Ancien comédien, Abderahim Laloui réalise ici sa première œuvre cinématographique, produite en 2015, après de longues péripéties. Le film Mémoires de scènes a réuni une pléiade d’acteurs de trois générations. Il restera marqué par la prestation de deux grandes dames du théâtre et du cinéma algériens, les regrettées Chafia Boudraâ et Farida Saboundji. L’événement a été aussi une occasion pour des retrouvailles entre comédiens qui ne se sont pas vus depuis des années, et qui se sont finalement rencontrés dans une salle qui garde encore toute sa symbolique puisqu’elle a abrité le 1er Festival du cinéma après l’indépendance, et qui a été organisé à Constantine.
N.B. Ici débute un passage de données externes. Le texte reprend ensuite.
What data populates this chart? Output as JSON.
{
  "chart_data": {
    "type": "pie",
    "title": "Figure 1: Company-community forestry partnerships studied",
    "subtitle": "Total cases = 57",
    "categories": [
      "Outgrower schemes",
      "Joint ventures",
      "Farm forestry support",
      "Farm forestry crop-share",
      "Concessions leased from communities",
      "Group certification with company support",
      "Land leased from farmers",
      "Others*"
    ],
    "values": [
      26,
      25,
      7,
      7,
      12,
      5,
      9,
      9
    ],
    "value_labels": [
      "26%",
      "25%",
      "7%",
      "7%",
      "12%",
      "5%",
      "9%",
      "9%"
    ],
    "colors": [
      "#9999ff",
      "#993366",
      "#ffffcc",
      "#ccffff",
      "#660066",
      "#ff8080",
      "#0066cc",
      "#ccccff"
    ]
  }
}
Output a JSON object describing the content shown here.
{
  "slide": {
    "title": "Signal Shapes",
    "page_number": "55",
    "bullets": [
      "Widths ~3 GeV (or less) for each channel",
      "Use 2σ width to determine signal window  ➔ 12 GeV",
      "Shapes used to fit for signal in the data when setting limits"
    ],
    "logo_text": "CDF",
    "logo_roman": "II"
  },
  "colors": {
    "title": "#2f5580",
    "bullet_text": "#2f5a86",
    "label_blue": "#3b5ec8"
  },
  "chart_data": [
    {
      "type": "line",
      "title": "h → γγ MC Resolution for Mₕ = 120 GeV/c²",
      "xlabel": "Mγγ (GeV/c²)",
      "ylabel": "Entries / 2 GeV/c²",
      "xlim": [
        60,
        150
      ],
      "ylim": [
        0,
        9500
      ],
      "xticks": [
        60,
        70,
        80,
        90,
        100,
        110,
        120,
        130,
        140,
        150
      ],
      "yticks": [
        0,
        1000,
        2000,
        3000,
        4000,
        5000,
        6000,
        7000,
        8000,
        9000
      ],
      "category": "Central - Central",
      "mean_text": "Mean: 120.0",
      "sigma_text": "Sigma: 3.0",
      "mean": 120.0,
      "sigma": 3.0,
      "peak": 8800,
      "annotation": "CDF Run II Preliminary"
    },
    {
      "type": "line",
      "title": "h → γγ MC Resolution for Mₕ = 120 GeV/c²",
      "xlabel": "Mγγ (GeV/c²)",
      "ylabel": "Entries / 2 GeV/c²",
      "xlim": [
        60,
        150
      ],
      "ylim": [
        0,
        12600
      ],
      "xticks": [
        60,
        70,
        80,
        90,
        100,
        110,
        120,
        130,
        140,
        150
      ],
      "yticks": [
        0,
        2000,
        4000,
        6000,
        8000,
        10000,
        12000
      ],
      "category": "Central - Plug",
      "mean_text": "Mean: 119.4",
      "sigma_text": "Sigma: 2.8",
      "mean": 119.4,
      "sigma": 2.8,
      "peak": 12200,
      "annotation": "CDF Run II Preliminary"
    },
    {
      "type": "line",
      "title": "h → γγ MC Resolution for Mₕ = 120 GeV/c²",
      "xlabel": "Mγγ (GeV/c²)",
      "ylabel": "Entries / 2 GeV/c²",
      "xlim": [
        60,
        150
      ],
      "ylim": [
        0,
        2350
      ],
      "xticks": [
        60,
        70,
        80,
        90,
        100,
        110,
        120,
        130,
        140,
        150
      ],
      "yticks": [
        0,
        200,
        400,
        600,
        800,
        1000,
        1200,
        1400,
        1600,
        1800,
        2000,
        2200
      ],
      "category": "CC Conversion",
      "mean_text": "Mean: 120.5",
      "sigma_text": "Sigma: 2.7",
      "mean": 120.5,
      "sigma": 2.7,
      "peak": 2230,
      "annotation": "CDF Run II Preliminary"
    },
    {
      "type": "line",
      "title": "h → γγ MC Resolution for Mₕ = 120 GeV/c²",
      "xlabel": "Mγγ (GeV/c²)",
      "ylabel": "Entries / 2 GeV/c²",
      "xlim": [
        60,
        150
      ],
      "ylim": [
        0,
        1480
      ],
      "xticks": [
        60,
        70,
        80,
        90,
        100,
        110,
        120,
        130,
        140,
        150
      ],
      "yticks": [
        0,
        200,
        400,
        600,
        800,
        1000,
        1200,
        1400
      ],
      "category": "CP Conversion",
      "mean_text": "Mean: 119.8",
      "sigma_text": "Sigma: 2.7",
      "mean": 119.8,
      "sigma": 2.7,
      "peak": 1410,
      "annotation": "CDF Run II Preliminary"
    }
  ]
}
Par l’art et l’amour du beau
Mémoires de scènes revient sur une triste période qu’a vécu l›Algérie dans les années 1990. Des années qui ont vu la montée de l’intégrisme religieux ayant mené à l’intolérance, puis à la violence armée. De nombreux artistes et intellectuels qui ont refusé de céder à la menace islamiste ont été assassinés. Le film raconte l’histoire d’Azzedine, journaliste de profession et metteur en scène qui se bat au début d’une période marquée par la violence aveugle dans l’histoire de l’Algérie, pour monter une adaptation de la pièce de théâtre de Molière Tartuffe et la présenter au public au théâtre municipal de la ville. Il active avec ses amis, des comédiens amateurs.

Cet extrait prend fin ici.